Oddly enough, this comes alongside news that a different former insider, Thomas Zilliacus (who was Nokia’s former Asia-Pacific CEO), has founded a company called "Newkia" in the wake of Microsoft's acquisition of Nokia. His goal is to take on former Nokia engineers and set them to building phones again — this time, running Android.
My sister got a newkia after her old car was totalled. Personally I wouldn't be caught dead driving one.
More like they got pregnant, had a severely disabled child, and their only sane option is the marry the father.
Log in or piss off.
Nope, Nokia wasn't defeated from the outside, it committed suicide.
I'm pretty sure you mean Microside.
To summarize: if you're not selling the next big thing in the next product cycle - no matter how big you are, and Apple is literally the biggest - then you will face certain doom.

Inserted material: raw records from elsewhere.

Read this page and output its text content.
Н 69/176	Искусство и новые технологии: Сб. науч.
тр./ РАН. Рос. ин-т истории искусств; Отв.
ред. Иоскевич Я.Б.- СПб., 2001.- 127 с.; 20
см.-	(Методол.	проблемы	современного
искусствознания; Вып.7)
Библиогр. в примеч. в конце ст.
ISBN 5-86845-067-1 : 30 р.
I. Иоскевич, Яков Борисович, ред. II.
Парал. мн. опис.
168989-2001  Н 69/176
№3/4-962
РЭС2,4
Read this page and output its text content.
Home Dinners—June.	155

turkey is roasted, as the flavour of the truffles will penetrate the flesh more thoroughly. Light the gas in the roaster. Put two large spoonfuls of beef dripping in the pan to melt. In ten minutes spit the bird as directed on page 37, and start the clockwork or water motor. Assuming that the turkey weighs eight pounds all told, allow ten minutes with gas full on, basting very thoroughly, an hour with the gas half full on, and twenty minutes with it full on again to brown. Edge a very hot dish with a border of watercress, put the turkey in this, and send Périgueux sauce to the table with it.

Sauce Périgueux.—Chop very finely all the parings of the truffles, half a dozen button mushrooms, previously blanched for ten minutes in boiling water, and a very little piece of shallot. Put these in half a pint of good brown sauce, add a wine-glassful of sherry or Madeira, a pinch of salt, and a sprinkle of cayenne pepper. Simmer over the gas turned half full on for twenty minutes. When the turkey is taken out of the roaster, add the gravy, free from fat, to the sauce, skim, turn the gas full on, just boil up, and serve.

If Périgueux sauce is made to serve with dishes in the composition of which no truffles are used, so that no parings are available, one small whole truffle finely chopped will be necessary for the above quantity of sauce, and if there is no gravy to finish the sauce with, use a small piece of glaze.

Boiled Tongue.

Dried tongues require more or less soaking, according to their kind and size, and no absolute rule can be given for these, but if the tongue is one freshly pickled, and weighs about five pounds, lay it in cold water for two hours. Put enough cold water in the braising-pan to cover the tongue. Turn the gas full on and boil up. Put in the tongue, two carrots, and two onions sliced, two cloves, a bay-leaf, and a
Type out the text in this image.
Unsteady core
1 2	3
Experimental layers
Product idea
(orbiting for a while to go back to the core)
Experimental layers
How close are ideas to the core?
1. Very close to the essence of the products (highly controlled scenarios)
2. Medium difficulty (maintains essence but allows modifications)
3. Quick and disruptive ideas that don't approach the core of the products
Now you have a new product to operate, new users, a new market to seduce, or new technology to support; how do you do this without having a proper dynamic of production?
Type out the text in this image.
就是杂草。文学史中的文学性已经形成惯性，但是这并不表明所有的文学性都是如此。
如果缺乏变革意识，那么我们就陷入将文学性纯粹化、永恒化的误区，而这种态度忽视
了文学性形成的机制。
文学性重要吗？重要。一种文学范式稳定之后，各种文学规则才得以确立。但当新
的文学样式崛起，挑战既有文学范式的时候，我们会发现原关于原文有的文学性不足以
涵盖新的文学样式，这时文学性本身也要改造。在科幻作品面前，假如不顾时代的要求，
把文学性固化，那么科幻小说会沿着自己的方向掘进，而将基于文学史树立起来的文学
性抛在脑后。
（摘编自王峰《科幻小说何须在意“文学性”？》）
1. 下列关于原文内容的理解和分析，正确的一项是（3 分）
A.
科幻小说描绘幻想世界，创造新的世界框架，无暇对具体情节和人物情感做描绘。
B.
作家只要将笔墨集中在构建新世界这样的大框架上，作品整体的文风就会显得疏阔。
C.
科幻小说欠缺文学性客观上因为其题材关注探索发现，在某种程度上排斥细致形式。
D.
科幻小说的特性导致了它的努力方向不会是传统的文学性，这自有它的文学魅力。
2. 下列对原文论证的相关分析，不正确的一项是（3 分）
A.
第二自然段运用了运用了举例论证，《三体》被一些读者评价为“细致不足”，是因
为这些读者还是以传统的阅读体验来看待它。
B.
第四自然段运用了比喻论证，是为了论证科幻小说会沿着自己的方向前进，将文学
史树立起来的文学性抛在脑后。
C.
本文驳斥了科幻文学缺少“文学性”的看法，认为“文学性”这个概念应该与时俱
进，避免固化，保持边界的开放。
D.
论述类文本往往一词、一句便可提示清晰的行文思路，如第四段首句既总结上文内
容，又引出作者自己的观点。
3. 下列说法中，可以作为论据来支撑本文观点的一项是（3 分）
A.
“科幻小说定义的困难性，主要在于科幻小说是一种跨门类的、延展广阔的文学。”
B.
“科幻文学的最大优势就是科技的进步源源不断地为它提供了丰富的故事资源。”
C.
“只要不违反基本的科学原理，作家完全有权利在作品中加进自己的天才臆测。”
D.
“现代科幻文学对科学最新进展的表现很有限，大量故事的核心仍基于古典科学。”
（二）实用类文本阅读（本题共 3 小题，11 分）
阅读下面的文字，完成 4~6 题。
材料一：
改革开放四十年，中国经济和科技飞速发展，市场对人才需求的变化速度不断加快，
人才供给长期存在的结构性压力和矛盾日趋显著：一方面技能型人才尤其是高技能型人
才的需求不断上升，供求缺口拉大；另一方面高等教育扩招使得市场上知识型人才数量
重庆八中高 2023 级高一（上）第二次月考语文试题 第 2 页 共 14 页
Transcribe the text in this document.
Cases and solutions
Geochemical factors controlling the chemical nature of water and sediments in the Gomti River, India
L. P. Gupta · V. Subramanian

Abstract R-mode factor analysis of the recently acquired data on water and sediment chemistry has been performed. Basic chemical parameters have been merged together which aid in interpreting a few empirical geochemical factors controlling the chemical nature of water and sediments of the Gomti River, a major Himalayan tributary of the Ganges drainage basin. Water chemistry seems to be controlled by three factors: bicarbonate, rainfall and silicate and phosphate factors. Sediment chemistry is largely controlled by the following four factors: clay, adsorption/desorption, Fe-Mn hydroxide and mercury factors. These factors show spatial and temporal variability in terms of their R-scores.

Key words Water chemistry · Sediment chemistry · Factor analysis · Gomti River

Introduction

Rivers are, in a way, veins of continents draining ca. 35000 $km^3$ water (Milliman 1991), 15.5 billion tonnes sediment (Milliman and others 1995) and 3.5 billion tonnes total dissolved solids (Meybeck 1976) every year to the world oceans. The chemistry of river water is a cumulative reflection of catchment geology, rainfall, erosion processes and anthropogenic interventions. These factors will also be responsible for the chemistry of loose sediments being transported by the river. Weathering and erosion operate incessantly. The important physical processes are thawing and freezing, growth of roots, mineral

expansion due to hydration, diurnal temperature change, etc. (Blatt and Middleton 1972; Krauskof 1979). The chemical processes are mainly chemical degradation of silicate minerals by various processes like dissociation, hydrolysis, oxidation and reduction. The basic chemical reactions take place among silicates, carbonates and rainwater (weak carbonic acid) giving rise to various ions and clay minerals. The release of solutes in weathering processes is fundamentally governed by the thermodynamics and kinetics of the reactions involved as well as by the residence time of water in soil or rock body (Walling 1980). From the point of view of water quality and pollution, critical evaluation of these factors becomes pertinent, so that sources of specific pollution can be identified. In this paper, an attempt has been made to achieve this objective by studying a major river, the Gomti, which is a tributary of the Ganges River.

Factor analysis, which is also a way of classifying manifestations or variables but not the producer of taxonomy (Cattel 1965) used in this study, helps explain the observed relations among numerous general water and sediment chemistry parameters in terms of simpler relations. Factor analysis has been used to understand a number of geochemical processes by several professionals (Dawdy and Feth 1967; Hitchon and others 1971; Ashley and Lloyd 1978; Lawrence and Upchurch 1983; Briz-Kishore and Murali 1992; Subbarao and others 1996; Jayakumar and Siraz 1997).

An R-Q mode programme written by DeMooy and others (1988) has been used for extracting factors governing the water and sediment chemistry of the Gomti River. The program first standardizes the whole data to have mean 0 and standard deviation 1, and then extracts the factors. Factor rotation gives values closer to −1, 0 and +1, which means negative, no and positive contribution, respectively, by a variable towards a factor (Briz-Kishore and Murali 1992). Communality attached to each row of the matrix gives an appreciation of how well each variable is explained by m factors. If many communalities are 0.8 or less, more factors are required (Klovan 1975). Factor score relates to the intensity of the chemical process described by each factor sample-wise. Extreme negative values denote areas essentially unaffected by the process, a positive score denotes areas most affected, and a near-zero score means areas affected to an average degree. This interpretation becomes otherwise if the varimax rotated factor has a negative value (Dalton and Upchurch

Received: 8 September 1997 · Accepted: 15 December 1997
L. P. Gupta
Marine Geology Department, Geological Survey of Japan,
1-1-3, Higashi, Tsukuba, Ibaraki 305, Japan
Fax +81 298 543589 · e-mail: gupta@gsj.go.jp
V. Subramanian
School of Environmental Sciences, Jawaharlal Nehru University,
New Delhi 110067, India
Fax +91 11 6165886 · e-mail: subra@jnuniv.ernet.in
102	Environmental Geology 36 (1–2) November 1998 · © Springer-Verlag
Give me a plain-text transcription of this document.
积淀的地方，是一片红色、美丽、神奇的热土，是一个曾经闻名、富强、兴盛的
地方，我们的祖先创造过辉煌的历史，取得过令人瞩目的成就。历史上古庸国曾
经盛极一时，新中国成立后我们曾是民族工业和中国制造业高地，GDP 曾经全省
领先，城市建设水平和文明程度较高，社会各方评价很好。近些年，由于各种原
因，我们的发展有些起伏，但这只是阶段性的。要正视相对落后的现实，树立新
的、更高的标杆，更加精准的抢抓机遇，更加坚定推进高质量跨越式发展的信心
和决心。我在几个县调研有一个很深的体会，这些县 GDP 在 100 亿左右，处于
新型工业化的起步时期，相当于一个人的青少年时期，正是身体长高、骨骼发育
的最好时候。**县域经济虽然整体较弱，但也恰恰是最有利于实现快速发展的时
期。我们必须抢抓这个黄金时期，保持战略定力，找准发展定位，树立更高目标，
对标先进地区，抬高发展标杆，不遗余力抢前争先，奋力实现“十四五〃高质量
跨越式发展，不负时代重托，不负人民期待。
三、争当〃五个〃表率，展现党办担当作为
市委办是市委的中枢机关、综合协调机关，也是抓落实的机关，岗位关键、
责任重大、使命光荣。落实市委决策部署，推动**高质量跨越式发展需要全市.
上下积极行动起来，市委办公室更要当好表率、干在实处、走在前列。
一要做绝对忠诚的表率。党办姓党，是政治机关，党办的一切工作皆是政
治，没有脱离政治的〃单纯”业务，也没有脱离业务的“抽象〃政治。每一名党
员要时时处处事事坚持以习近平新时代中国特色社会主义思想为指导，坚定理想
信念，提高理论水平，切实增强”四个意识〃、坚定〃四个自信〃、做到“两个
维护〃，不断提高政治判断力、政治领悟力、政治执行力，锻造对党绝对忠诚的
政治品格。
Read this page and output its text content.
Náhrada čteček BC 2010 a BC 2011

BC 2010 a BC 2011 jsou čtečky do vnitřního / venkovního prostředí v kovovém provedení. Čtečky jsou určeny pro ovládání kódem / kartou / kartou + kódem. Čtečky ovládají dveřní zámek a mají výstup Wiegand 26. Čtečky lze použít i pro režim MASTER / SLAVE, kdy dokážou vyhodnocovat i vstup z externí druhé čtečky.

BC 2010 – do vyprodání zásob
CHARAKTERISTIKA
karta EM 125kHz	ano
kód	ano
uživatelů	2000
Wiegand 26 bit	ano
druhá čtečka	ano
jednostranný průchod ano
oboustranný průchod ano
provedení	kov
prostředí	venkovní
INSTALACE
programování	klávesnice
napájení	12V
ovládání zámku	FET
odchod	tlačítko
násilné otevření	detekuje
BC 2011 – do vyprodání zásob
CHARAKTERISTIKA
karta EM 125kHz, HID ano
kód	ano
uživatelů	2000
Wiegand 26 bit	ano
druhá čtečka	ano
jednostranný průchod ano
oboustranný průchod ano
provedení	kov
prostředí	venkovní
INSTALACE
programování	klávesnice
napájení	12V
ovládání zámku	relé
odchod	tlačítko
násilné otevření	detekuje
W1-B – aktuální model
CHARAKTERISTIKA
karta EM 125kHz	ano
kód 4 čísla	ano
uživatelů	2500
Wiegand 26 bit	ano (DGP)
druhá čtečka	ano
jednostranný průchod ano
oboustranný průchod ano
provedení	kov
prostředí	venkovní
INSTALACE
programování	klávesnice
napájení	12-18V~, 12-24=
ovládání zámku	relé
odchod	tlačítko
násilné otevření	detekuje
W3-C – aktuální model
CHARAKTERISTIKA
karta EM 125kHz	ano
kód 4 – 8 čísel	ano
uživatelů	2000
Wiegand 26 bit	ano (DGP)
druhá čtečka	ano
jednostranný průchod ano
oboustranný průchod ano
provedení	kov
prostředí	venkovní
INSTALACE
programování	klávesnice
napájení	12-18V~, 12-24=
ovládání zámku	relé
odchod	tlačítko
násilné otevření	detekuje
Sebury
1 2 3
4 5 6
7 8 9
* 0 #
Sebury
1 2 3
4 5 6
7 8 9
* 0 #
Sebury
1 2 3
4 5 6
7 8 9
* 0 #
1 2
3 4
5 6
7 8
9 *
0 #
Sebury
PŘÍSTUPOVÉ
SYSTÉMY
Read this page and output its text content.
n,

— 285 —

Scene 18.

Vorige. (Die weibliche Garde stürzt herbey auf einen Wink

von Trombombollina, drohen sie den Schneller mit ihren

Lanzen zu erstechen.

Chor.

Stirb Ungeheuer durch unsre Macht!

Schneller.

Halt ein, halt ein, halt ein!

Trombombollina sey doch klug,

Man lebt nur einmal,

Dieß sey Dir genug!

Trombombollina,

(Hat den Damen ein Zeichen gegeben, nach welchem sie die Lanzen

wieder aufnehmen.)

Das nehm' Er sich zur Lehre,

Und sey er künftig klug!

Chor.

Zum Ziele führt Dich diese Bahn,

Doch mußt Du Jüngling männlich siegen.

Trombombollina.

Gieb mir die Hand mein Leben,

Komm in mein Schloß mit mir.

Frankly that sounds like all kinds of ridiculous. I don't particularly like Apple, but I don't sense any sort of stagnation, they have a fairy wide portfolio of products, and have they committed any serious foibles in recent history. They could afford not coming up with the next two big things and still not suffer mightily. Some might point at Microsoft, Nokia and Blackberry as cautionary tales of not innovating. To which I would respond: Microsoft's current ills can be largely attributed not to not innovating, but to half-assed innovation at the expense of its core businesses (while if it had stayed boring it wouldn't presently be undergoing so much restructuring); Nokia was and is largely a phone maker which did not diversify enough when it had a chance while also making a wrong bet on the future of phones, while Blackberry, ah... Blackberry is a monkey in the time of chimpanzees.